Despite the rally in May, we believe aluminum fundamentals have not changed significantly and prices are now vulnerable to a further downward correction. The supply and demand outlook remains fairly balanced for 2024, while investor interest fades.
LME shares hit highest level since October 2021
LME aluminum stocks saw their biggest daily inflow in early May, driven by deliveries to Malaysian warehouses. By the end of May, total aluminum inventories were up 128% for the month.
Following these large deliveries – which would come from the Trafigura group – the waiting time to take delivery of aluminum on the LME increased from zero to more than five months. The latest data from the bourse shows a waiting time of 159 days for the delivery of aluminum to warehouses in Port Klang in Malaysia at the end of May. This is the longest queue reported in the LME system since June 2021, when there was a waiting time of 168 days.
Russian share of LME aluminum declines
Russia’s aluminum share on the LME plunged last month. The Russian metal accounted for less than half (42%) of the aluminum stored in LME warehouses in May. This figure is down from almost 90% a month earlier, the latest LME data shows.
The volume of Russian aluminum in LME warehouses increased to 246,950 tonnes, from 116,325 tonnes. Despite this sharp increase, the volume as a proportion of total stock fell following a significant influx of metals of Indian origin. Indian material volumes increased from 12,275 tonnes to 293,325 tonnes, with Indian metal’s share on the LME increasing from 9% in April to 50% last month. This follows large deliveries to Port Klang last month.
The LME banned the delivery of newly produced Russian metal in April following American and British sanctions.
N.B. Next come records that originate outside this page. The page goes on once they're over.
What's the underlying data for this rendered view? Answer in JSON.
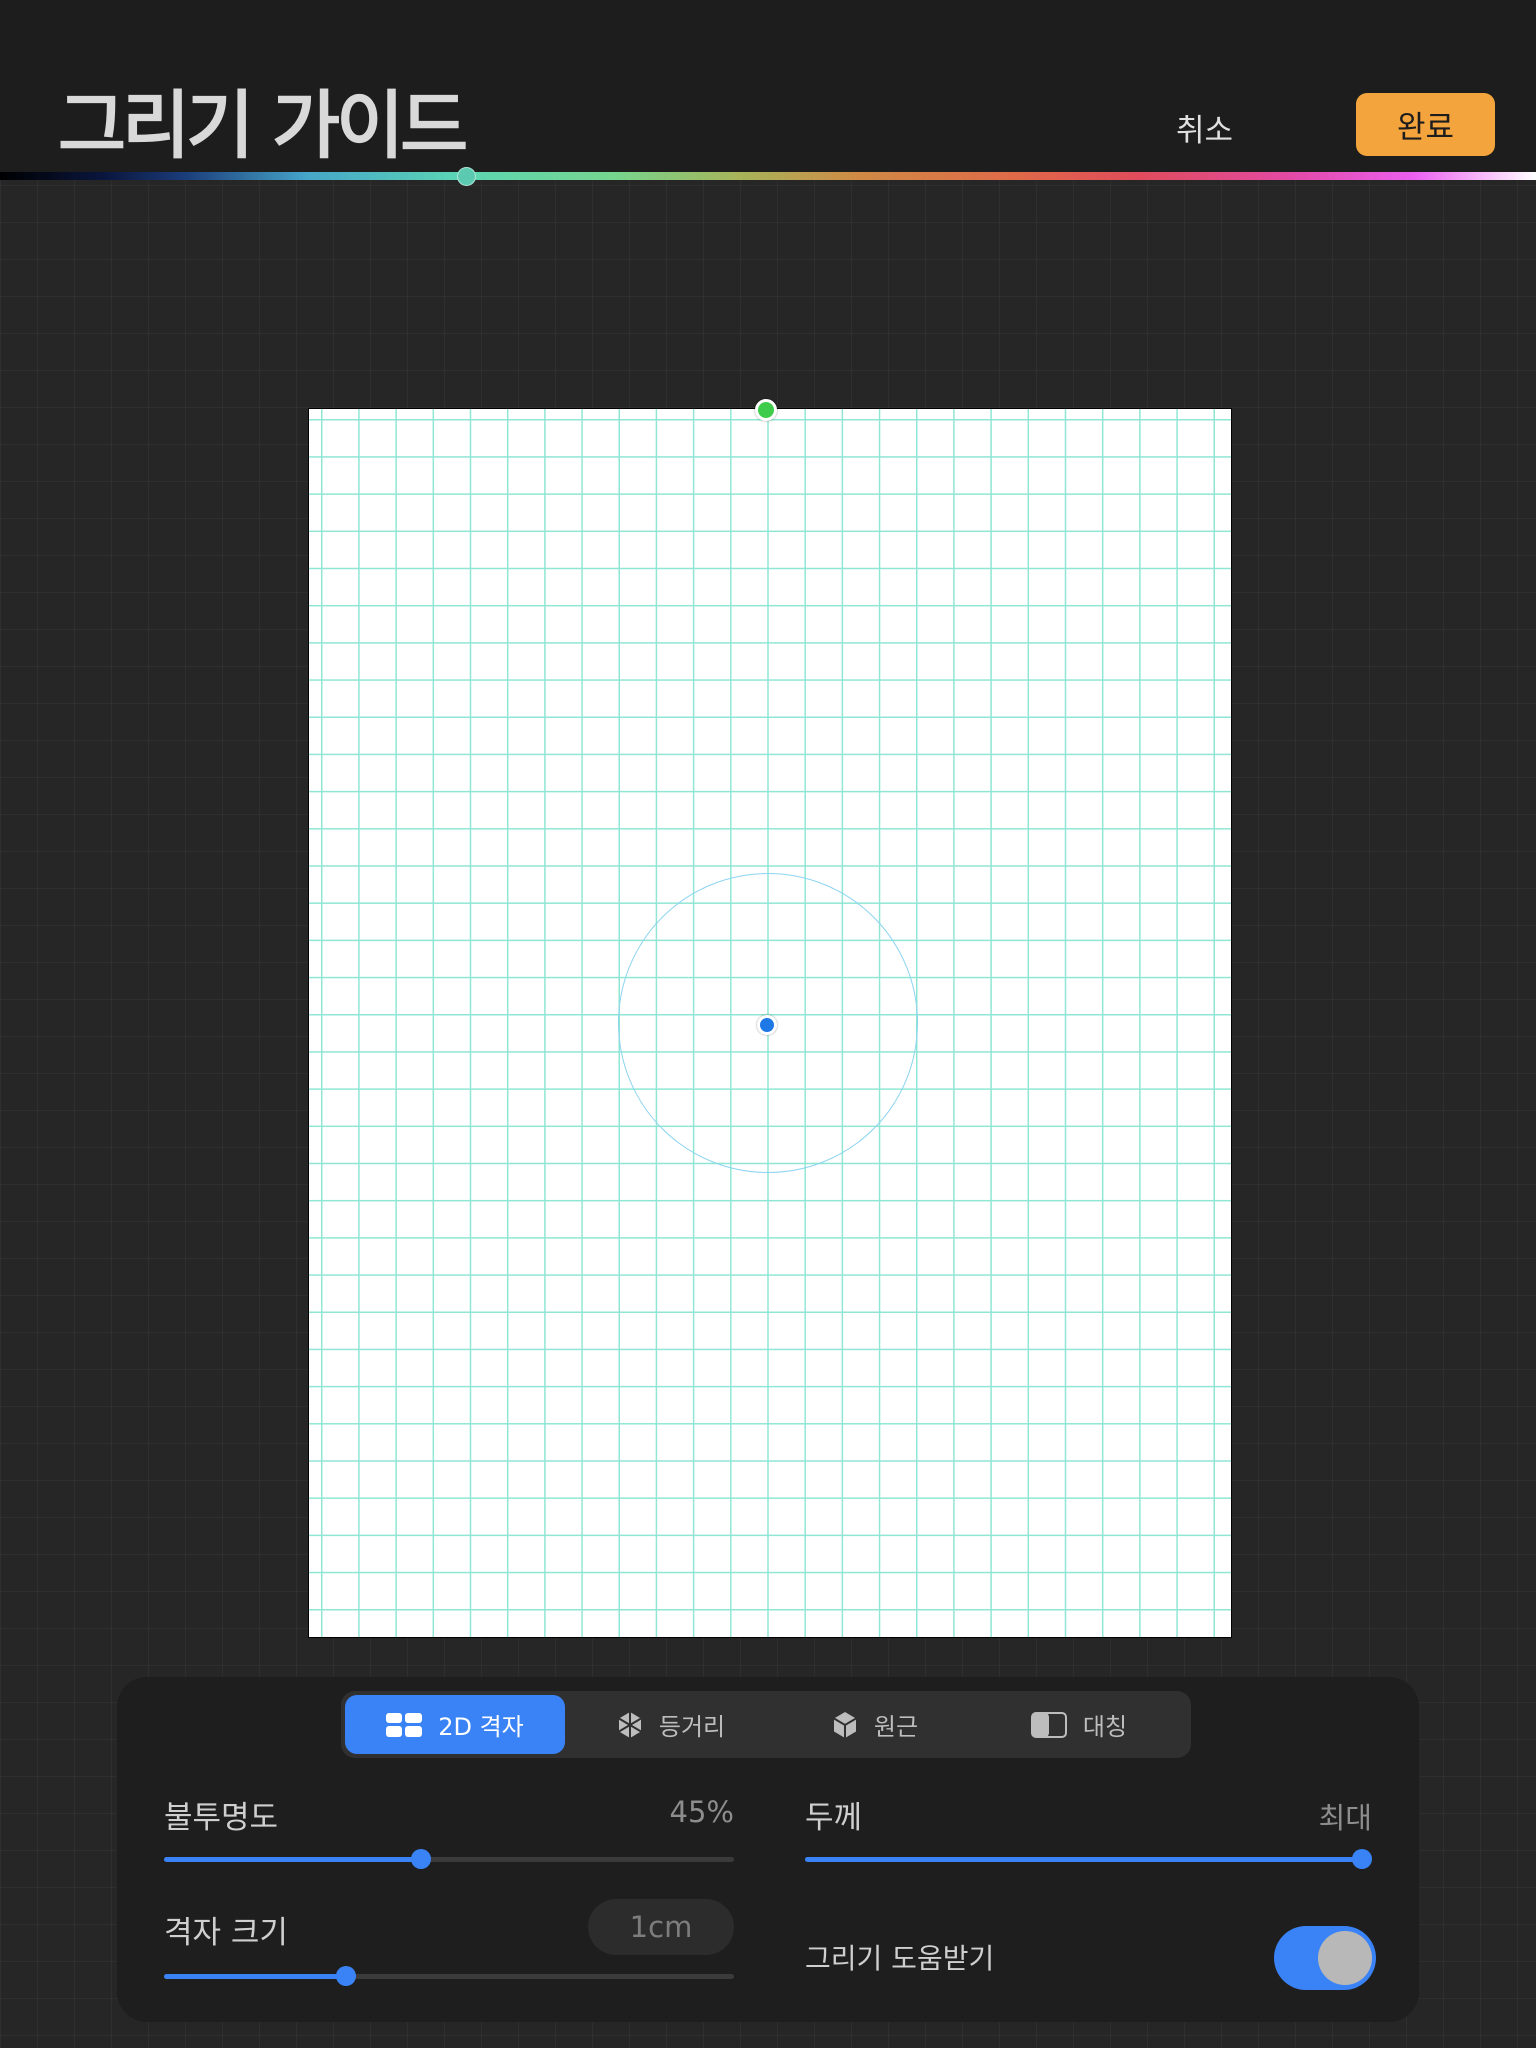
{
  "header": {
    "title": "그리기 가이드",
    "cancel_label": "취소",
    "done_label": "완료",
    "hue_fraction": 0.303
  },
  "colors": {
    "accent": "#3a83f6",
    "done": "#f3a43c",
    "grid": "#8fe6d4",
    "guide_circle": "#8cd4ef",
    "top_handle": "#3fcc4a",
    "center_handle": "#1e78e6"
  },
  "tabs": [
    {
      "label": "2D 격자",
      "icon": "grid-icon",
      "active": true
    },
    {
      "label": "등거리",
      "icon": "isometric-icon",
      "active": false
    },
    {
      "label": "원근",
      "icon": "perspective-icon",
      "active": false
    },
    {
      "label": "대칭",
      "icon": "symmetry-icon",
      "active": false
    }
  ],
  "opacity": {
    "label": "불투명도",
    "value": "45%",
    "fraction": 0.45
  },
  "thickness": {
    "label": "두께",
    "value": "최대",
    "fraction": 1.0
  },
  "grid_size": {
    "label": "격자 크기",
    "value": "1cm",
    "fraction": 0.32
  },
  "assist": {
    "label": "그리기 도움받기",
    "enabled": true
  }
}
Chinese aluminum production increases
China’s production is expected to increase in the coming months, mainly due to the steady recovery of electricity supply in Yunnan, with remaining unused capacity continuing to slowly resume production. We expect China’s primary aluminum production to increase by around 2% in 2024 to around 42 million tonnes.
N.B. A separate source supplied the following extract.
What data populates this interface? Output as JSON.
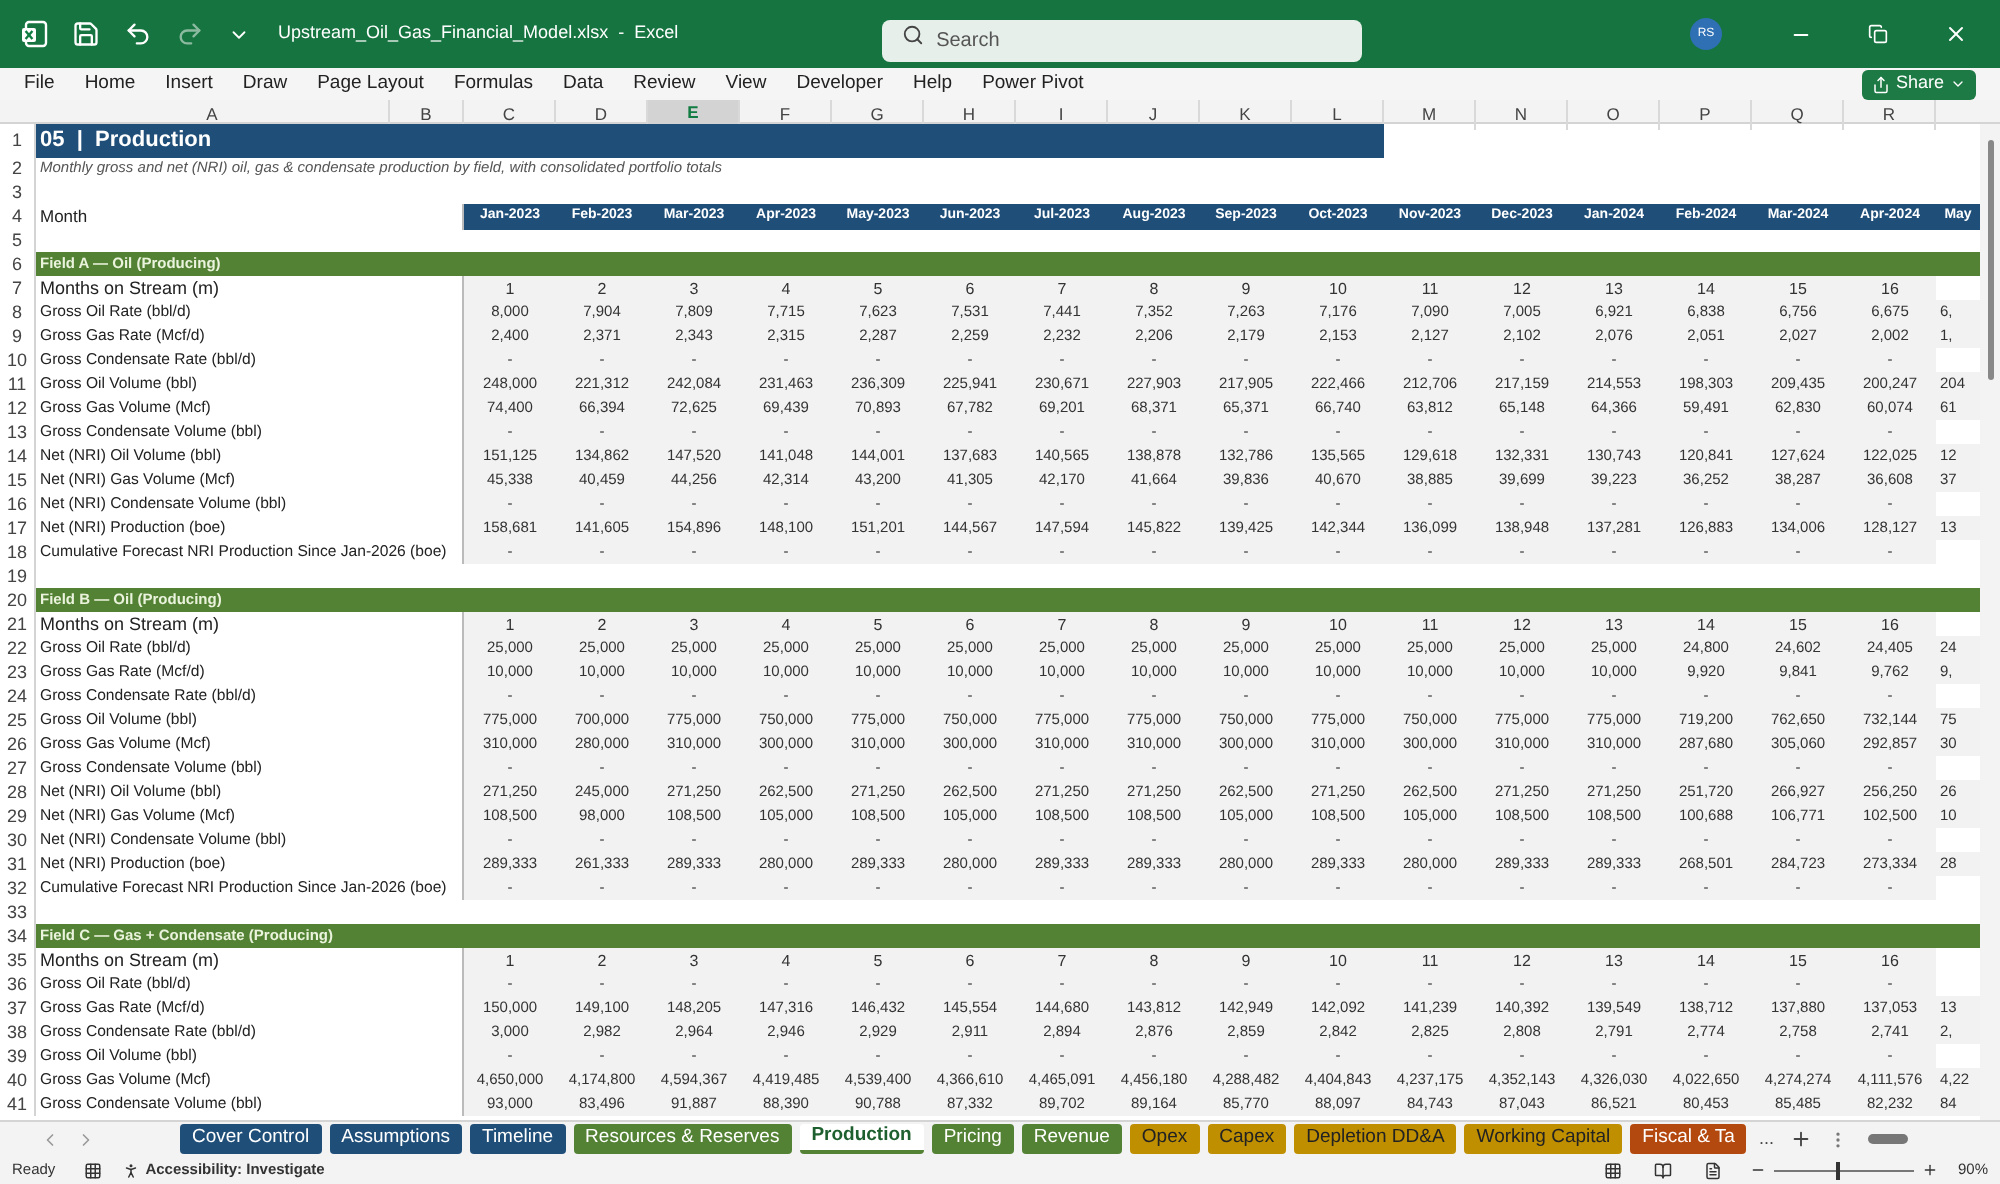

High aluminum prices and low energy costs could lead to more restarts in Europe
In Europe, smelter margins are healthy amid high aluminum prices and lower energy costs, and could lead to more announcements of restarts, which would be bearish for aluminum prices. The European aluminum sector has been one of the sectors most affected by the energy crisis. This metal is one of the most energy-intensive metals to produce. More than a million tonnes per year were taken offline during the energy crisis, but we are starting to see restart announcements as electricity prices have fallen sharply from the highs seen during the crisis. In the first quarter, a restart began at the Trimet foundry in Saint-Jean, France, and further announcements are likely throughout the year.
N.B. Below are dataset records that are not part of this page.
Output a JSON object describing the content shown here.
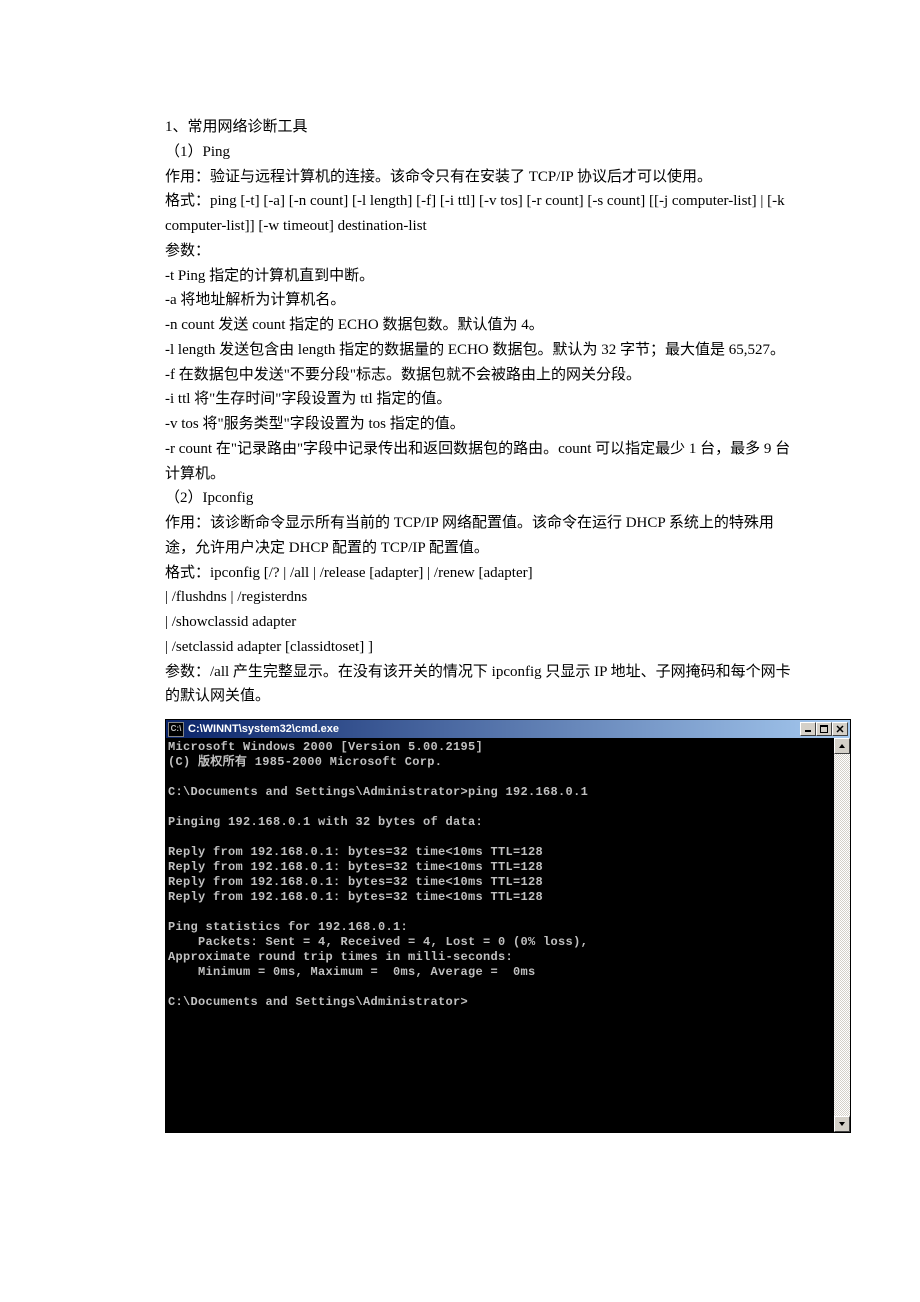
{
  "doc": {
    "lines": [
      "1、常用网络诊断工具",
      "（1）Ping",
      "作用：验证与远程计算机的连接。该命令只有在安装了 TCP/IP 协议后才可以使用。",
      "格式：ping [-t] [-a] [-n count] [-l length] [-f] [-i ttl] [-v tos] [-r count] [-s count] [[-j computer-list] | [-k computer-list]] [-w timeout] destination-list",
      "参数：",
      "-t Ping 指定的计算机直到中断。",
      "-a 将地址解析为计算机名。",
      "-n count 发送 count 指定的 ECHO 数据包数。默认值为 4。",
      "-l length 发送包含由 length 指定的数据量的 ECHO 数据包。默认为 32 字节；最大值是 65,527。",
      "-f 在数据包中发送\"不要分段\"标志。数据包就不会被路由上的网关分段。",
      "-i ttl 将\"生存时间\"字段设置为 ttl 指定的值。",
      "-v tos 将\"服务类型\"字段设置为 tos 指定的值。",
      "-r count 在\"记录路由\"字段中记录传出和返回数据包的路由。count 可以指定最少 1 台，最多 9 台计算机。",
      "（2）Ipconfig",
      "作用：该诊断命令显示所有当前的 TCP/IP 网络配置值。该命令在运行 DHCP 系统上的特殊用途，允许用户决定 DHCP 配置的 TCP/IP 配置值。",
      "格式：ipconfig [/? | /all | /release [adapter] | /renew [adapter]",
      "| /flushdns | /registerdns",
      "| /showclassid adapter",
      "| /setclassid adapter [classidtoset] ]",
      "参数：/all 产生完整显示。在没有该开关的情况下 ipconfig 只显示 IP 地址、子网掩码和每个网卡的默认网关值。"
    ]
  },
  "cmd": {
    "icon_label": "C:\\",
    "title": "C:\\WINNT\\system32\\cmd.exe",
    "lines": [
      "Microsoft Windows 2000 [Version 5.00.2195]",
      "(C) 版权所有 1985-2000 Microsoft Corp.",
      "",
      "C:\\Documents and Settings\\Administrator>ping 192.168.0.1",
      "",
      "Pinging 192.168.0.1 with 32 bytes of data:",
      "",
      "Reply from 192.168.0.1: bytes=32 time<10ms TTL=128",
      "Reply from 192.168.0.1: bytes=32 time<10ms TTL=128",
      "Reply from 192.168.0.1: bytes=32 time<10ms TTL=128",
      "Reply from 192.168.0.1: bytes=32 time<10ms TTL=128",
      "",
      "Ping statistics for 192.168.0.1:",
      "    Packets: Sent = 4, Received = 4, Lost = 0 (0% loss),",
      "Approximate round trip times in milli-seconds:",
      "    Minimum = 0ms, Maximum =  0ms, Average =  0ms",
      "",
      "C:\\Documents and Settings\\Administrator>"
    ]
  }
}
Speculators reduce their net bullish bets
Speculators reduced their bullish bets on aluminum on the LME by 3,670 net long positions to 133,439, weekly futures and options trading data showed. The net long position was the least bullish in more than two months.
LME net bullish bets fall to two-month low
The Fed’s caution could be a brake
US monetary policy will also play an important role in determining the direction of aluminum prices. High rates and a strengthening dollar have weighed on industrial metals over the past two years.
Our American economist believes that under the right conditions – that is, more evidence of easing inflationary pressures, a slowing labor market, and a slowdown in consumer spending – the Fed will seek to move its monetary policy from “restrictive” to “slightly less restrictive” by lowering its rates by 25 basis points at its September FOMC meeting.
However, if US rates remain high for longer, it would lead to a stronger US dollar and weakening investor confidence, resulting in lower aluminum prices.
Aluminum could experience more disadvantages
We have revised our LME aluminum price forecast slightly upwards to reflect the investor-led rise to a new two-year high in recent weeks. We now expect an average of $2,550/t in the second quarter, compared to $2,500/t previously.
However, we then expect prices to decline over the coming months to an average of $2,500/t in the third quarter, as the recent rise is mainly due to investment money and there is now a likelihood additional profit taking.
Subsequently, we see prices rising again in the latter part of the third quarter as demand begins to improve, averaging $2,550/t in the fourth quarter. The second half of the year should also be the starting point for Fed rate cuts. There is, however, a risk that demand will weaken further if high inflation keeps interest rates high. We forecast average prices of $2,460/t in 2024.